Era só o início do primeiro dia da nova missão na Terra. Já tinha servido no planeta dos humanos por eras. No entanto, agora seria diferente. Teria que se passar por um.

"E logo um mortal adolescente", suspirou, enquanto escolhia no armário os trajes a vestir.

Decidiu seguir as regras humanas, tal qual sua conduta como anjo na maior parte das vezes.

Camisa polo azul clara, com o logotipo da escola em que iria estudar a partir dali estampado no lado esquerdo da peça. Calça caqui de tom grafite. Sapatênis cinza escuro. Torceu o nariz para o par de óculos de grau à sua frente.

"Para caracterizar meu personagem, que assim o seja", tentava se convencer um resignado Azael.

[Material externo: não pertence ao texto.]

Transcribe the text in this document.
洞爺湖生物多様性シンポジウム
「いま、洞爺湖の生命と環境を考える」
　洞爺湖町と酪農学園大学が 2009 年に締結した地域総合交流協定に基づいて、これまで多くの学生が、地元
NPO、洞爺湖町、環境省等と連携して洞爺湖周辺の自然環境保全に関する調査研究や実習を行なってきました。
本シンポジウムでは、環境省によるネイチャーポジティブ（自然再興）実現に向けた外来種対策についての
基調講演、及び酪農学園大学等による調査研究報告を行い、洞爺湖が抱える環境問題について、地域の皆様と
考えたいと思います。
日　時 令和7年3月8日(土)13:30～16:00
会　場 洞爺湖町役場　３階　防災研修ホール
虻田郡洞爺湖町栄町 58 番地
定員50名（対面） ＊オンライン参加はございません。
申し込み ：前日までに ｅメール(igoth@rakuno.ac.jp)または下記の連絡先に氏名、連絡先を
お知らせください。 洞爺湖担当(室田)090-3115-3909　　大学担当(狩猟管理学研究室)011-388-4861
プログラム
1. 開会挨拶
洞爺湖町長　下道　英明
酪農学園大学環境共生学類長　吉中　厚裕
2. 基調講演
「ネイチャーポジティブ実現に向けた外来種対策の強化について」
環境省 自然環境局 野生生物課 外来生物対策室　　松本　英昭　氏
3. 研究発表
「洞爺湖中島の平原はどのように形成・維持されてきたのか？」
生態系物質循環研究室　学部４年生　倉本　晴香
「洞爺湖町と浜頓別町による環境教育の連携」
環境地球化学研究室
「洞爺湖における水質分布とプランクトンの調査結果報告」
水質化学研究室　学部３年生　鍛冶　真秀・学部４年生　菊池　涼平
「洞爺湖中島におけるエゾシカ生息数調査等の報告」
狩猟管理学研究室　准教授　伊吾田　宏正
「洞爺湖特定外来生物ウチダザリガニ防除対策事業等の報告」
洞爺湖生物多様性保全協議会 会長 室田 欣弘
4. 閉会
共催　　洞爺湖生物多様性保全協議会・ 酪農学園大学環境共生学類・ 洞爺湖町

Já arrumado, Azael saiu do quarto e desceu as escadas. Só conseguia pensar em quão ingênuo era quando imaginou que a força-tarefa para essa missão seria formada por um grupo composto de anjos em busca da regeneração de um lado e uma horda de demônios que passaram da conta no saco de maldades de outro.

Quando finalmente chegou à cozinha se deparou com a razão de seu suplício.

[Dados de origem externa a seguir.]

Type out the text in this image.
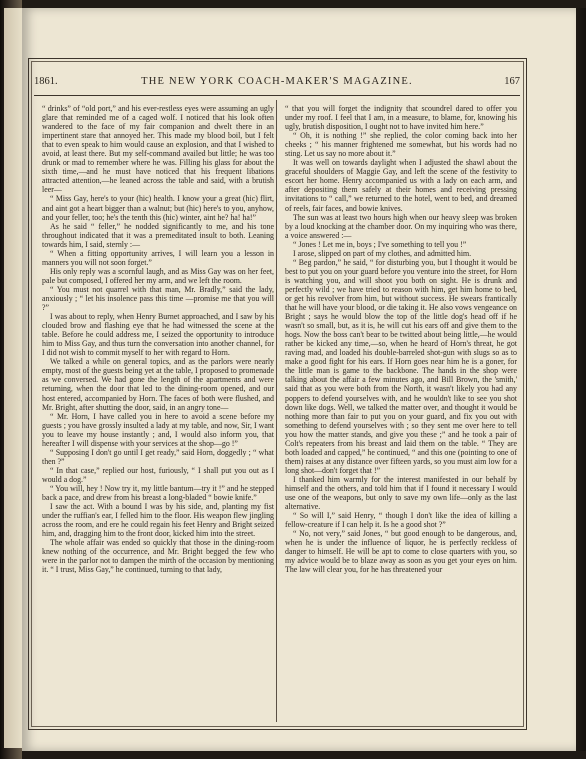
1861.	THE NEW YORK COACH-MAKER'S MAGAZINE.	167

“ drinks” of “old port,” and his ever-restless eyes were assuming an ugly glare that reminded me of a caged wolf. I noticed that his look often wandered to the face of my fair companion and dwelt there in an impertinent stare that annoyed her. This made my blood boil, but I felt that to even speak to him would cause an explosion, and that I wished to avoid, at least there. But my self-command availed but little; he was too drunk or mad to remember where he was. Filling his glass for about the sixth time,—and he must have noticed that his frequent libations attracted attention,—he leaned across the table and said, with a brutish leer—

“ Miss Gay, here's to your (hic) health. I know your a great (hic) flirt, and aint got a heart bigger than a walnut; but (hic) here's to you, anyhow, and your feller, too; he's the tenth this (hic) winter, aint he? ha! ha!”

As he said “ feller,” he nodded significantly to me, and his tone throughout indicated that it was a premeditated insult to both. Leaning towards him, I said, sternly :—

“ When a fitting opportunity arrives, I will learn you a lesson in manners you will not soon forget.”

His only reply was a scornful laugh, and as Miss Gay was on her feet, pale but composed, I offered her my arm, and we left the room.

“ You must not quarrel with that man, Mr. Bradly,” said the lady, anxiously ; “ let his insolence pass this time —promise me that you will ?”

I was about to reply, when Henry Burnet approached, and I saw by his clouded brow and flashing eye that he had witnessed the scene at the table. Before he could address me, I seized the opportunity to introduce him to Miss Gay, and thus turn the conversation into another channel, for I did not wish to commit myself to her with regard to Horn.

We talked a while on general topics, and as the parlors were nearly empty, most of the guests being yet at the table, I proposed to promenade as we conversed. We had gone the length of the apartments and were returning, when the door that led to the dining-room opened, and our host entered, accompanied by Horn. The faces of both were flushed, and Mr. Bright, after shutting the door, said, in an angry tone—

“ Mr. Horn, I have called you in here to avoid a scene before my guests ; you have grossly insulted a lady at my table, and now, Sir, I want you to leave my house instantly ; and, I would also inform you, that hereafter I will dispense with your services at the shop—go !”

“ Supposing I don't go until I get ready,” said Horn, doggedly ; “ what then ?”

“ In that case,” replied our host, furiously, “ I shall put you out as I would a dog.”

“ You will, hey ! Now try it, my little bantum—try it !” and he stepped back a pace, and drew from his breast a long-bladed “ bowie knife.”

I saw the act. With a bound I was by his side, and, planting my fist under the ruffian's ear, I felled him to the floor. His weapon flew jingling across the room, and ere he could regain his feet Henry and Bright seized him, and, dragging him to the front door, kicked him into the street.

The whole affair was ended so quickly that those in the dining-room knew nothing of the occurrence, and Mr. Bright begged the few who were in the parlor not to dampen the mirth of the occasion by mentioning it. “ I trust, Miss Gay,” he continued, turning to that lady,

“ that you will forget the indignity that scoundrel dared to offer you under my roof. I feel that I am, in a measure, to blame, for, knowing his ugly, brutish disposition, I ought not to have invited him here.”

“ Oh, it is nothing !” she replied, the color coming back into her cheeks ; “ his manner frightened me somewhat, but his words had no sting. Let us say no more about it.”

It was well on towards daylight when I adjusted the shawl about the graceful shoulders of Maggie Gay, and left the scene of the festivity to escort her home. Henry accompanied us with a lady on each arm, and after depositing them safely at their homes and receiving pressing invitations to “ call,” we returned to the hotel, went to bed, and dreamed of reels, fair faces, and bowie knives.

The sun was at least two hours high when our heavy sleep was broken by a loud knocking at the chamber door. On my inquiring who was there, a voice answered :—

“ Jones ! Let me in, boys ; I've something to tell you !”

I arose, slipped on part of my clothes, and admitted him.

“ Beg pardon,” he said, “ for disturbing you, but I thought it would be best to put you on your guard before you venture into the street, for Horn is watching you, and will shoot you both on sight. He is drunk and perfectly wild ; we have tried to reason with him, get him home to bed, or get his revolver from him, but without success. He swears frantically that he will have your blood, or die taking it. He also vows vengeance on Bright ; says he would blow the top of the little dog's head off if he wasn't so small, but, as it is, he will cut his ears off and give them to the hogs. Now the boss can't bear to be twitted about being little,—he would rather be kicked any time,—so, when he heard of Horn's threat, he got raving mad, and loaded his double-barreled shot-gun with slugs so as to make a good fight for his ears. If Horn goes near him he is a goner, for the little man is game to the backbone. The hands in the shop were talking about the affair a few minutes ago, and Bill Brown, the 'smith,' said that as you were both from the North, it wasn't likely you had any poppers to defend yourselves with, and he wouldn't like to see you shot down like dogs. Well, we talked the matter over, and thought it would be nothing more than fair to put you on your guard, and fix you out with something to defend yourselves with ; so they sent me over here to tell you how the matter stands, and give you these ;” and he took a pair of Colt's repeaters from his breast and laid them on the table. “ They are both loaded and capped,” he continued, “ and this one (pointing to one of them) raises at any distance over fifteen yards, so you must aim low for a long shot—don't forget that !”

I thanked him warmly for the interest manifested in our behalf by himself and the others, and told him that if I found it necessary I would use one of the weapons, but only to save my own life—only as the last alternative.

“ So will I,” said Henry, “ though I don't like the idea of killing a fellow-creature if I can help it. Is he a good shot ?”

“ No, not very,” said Jones, “ but good enough to be dangerous, and, when he is under the influence of liquor, he is perfectly reckless of danger to himself. He will be apt to come to close quarters with you, so my advice would be to blaze away as soon as you get your eyes on him. The law will clear you, for he has threatened your
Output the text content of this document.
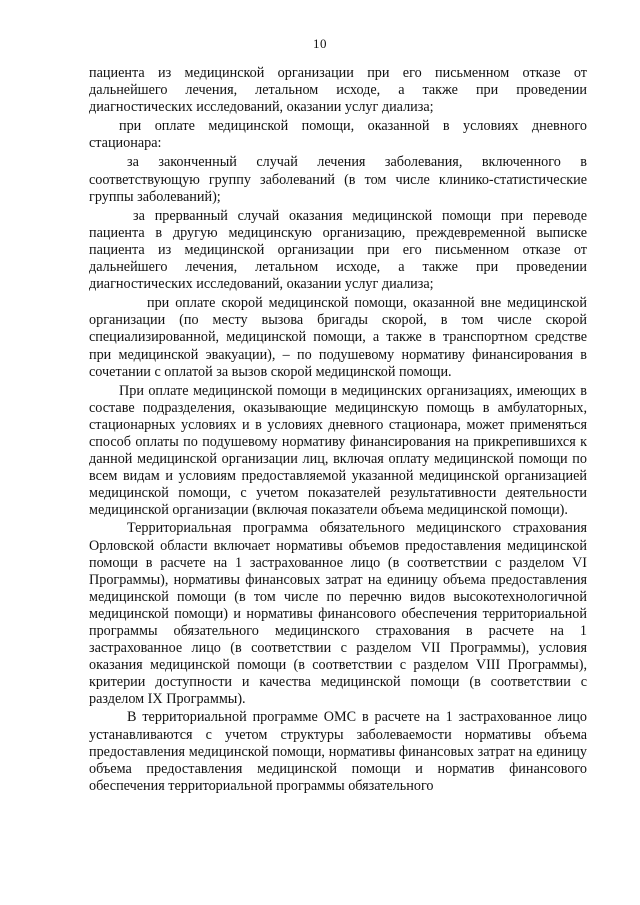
10

пациента из медицинской организации при его письменном отказе от дальнейшего лечения, летальном исходе, а также при проведении диагностических исследований, оказании услуг диализа;

при оплате медицинской помощи, оказанной в условиях дневного стационара:

за законченный случай лечения заболевания, включенного в соответствующую группу заболеваний (в том числе клинико-статистические группы заболеваний);

за прерванный случай оказания медицинской помощи при переводе пациента в другую медицинскую организацию, преждевременной выписке пациента из медицинской организации при его письменном отказе от дальнейшего лечения, летальном исходе, а также при проведении диагностических исследований, оказании услуг диализа;

при оплате скорой медицинской помощи, оказанной вне медицинской организации (по месту вызова бригады скорой, в том числе скорой специализированной, медицинской помощи, а также в транспортном средстве при медицинской эвакуации), – по подушевому нормативу финансирования в сочетании с оплатой за вызов скорой медицинской помощи.

При оплате медицинской помощи в медицинских организациях, имеющих в составе подразделения, оказывающие медицинскую помощь в амбулаторных, стационарных условиях и в условиях дневного стационара, может применяться способ оплаты по подушевому нормативу финансирования на прикрепившихся к данной медицинской организации лиц, включая оплату медицинской помощи по всем видам и условиям предоставляемой указанной медицинской организацией медицинской помощи, с учетом показателей результативности деятельности медицинской организации (включая показатели объема медицинской помощи).

Территориальная программа обязательного медицинского страхования Орловской области включает нормативы объемов предоставления медицинской помощи в расчете на 1 застрахованное лицо (в соответствии с разделом VI Программы), нормативы финансовых затрат на единицу объема предоставления медицинской помощи (в том числе по перечню видов высокотехнологичной медицинской помощи) и нормативы финансового обеспечения территориальной программы обязательного медицинского страхования в расчете на 1 застрахованное лицо (в соответствии с разделом VII Программы), условия оказания медицинской помощи (в соответствии с разделом VIII Программы), критерии доступности и качества медицинской помощи (в соответствии с разделом IX Программы).

В территориальной программе ОМС в расчете на 1 застрахованное лицо устанавливаются с учетом структуры заболеваемости нормативы объема предоставления медицинской помощи, нормативы финансовых затрат на единицу объема предоставления медицинской помощи и норматив финансового обеспечения территориальной программы обязательного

— Olá, dorminhoco! — A moça lhe cumprimentou, exultante.

— Para seu governo, não preguei o olho — retrucou Azael, estranhando a alegria desmedida de sua interlocutora.

— E por que demorou tanto para descer, rapazinho? Já sei.... Encontrou alguma revista masculina no banheiro.

Azael decidiu responder a provocação à altura:

— Acredito que os jovens de hoje façam uso de outros recursos tecnológicos.

— Alguém leu os manuais...Muito bem! — Antes de que se virasse para checar a frigideira no fogo, a moça arrematou — Ei, você está um nerd perfeito, "mano".

— Não enche, Uzá.

— Olha os modos! Sou sua irmã mais velha. Além do mais, meu nome agora é Nicole.

— Pouco me importa — Azael revirou os olhos, antes de prosseguir — E o que você está aprontando aí?

Nicole dirigiu então um sorriso ao rapaz:

— Ora, nosso desjejum!

— E acaso você sabe preparar refeições humanas, Criatura das Trevas?

— Sou uma especialista no quesito. Se esqueceu que a gula é um dos pecados capitais, "meu anjo"?

A risada funesta de Nicole fez com que Azael conhecesse os efeitos de uma enxaqueca sobre seu corpo humano.

A contragosto, assentiu ao pedido da agora sua irmã e se sentou à mesa para experimentar o café da manhã que ela havia acabado de organizar para eles.

Já na primeira garfada, Azael sentiu uma estranha e agradável sensação enquanto deglutia o alimento. Passou a comer com mais satisfação. Mal parava para ingerir o líquido amarelo no recipiente ao lado do prato.

— Que bom que apreciou, Azael.

— Não foi das piores experiências. — O rapaz não quis dar o braço a torcer.

— Sabia que tinha ficado divino...ou melhor, dos infernos! — Nicole deu uma piscadela para o rapaz.

— Qual o nome do prato?

— Melhor não saber. Está quase na hora do início das aulas. Pega aqui sua mochila e documentos. E lembre-se de que seu nome terreno é Renan Comparato.

O anjo observou então o vestuário da irmã de cima a baixo. Microvestido vermelho sem alças, com parte do busto à mostra, além de realçar as pernas cobertas apenas por uma meia arrastão. Um par de mini botas e uma jaqueta esportiva bicolor completavam o visual.

Após instantes de hesitação, Renan finalmente decidiu questioná-la, em tom de reprimenda:

— Tem certeza que irá assim?

— Gostou? Faz parte do uniforme das equipes esportivas do Colégio. — Nicole instilou todo seu cinismo através dos lábios, enquanto exibia a jaqueta que portava, com ambas as mãos nos bolsos.

— Parece o que os homens chamam de "puta".

— Ei! Olha o preconceito, rapazinho — se zangou a moça, antes de arrematar. — Ninguém tem que julgar o outro pela roupa que veste.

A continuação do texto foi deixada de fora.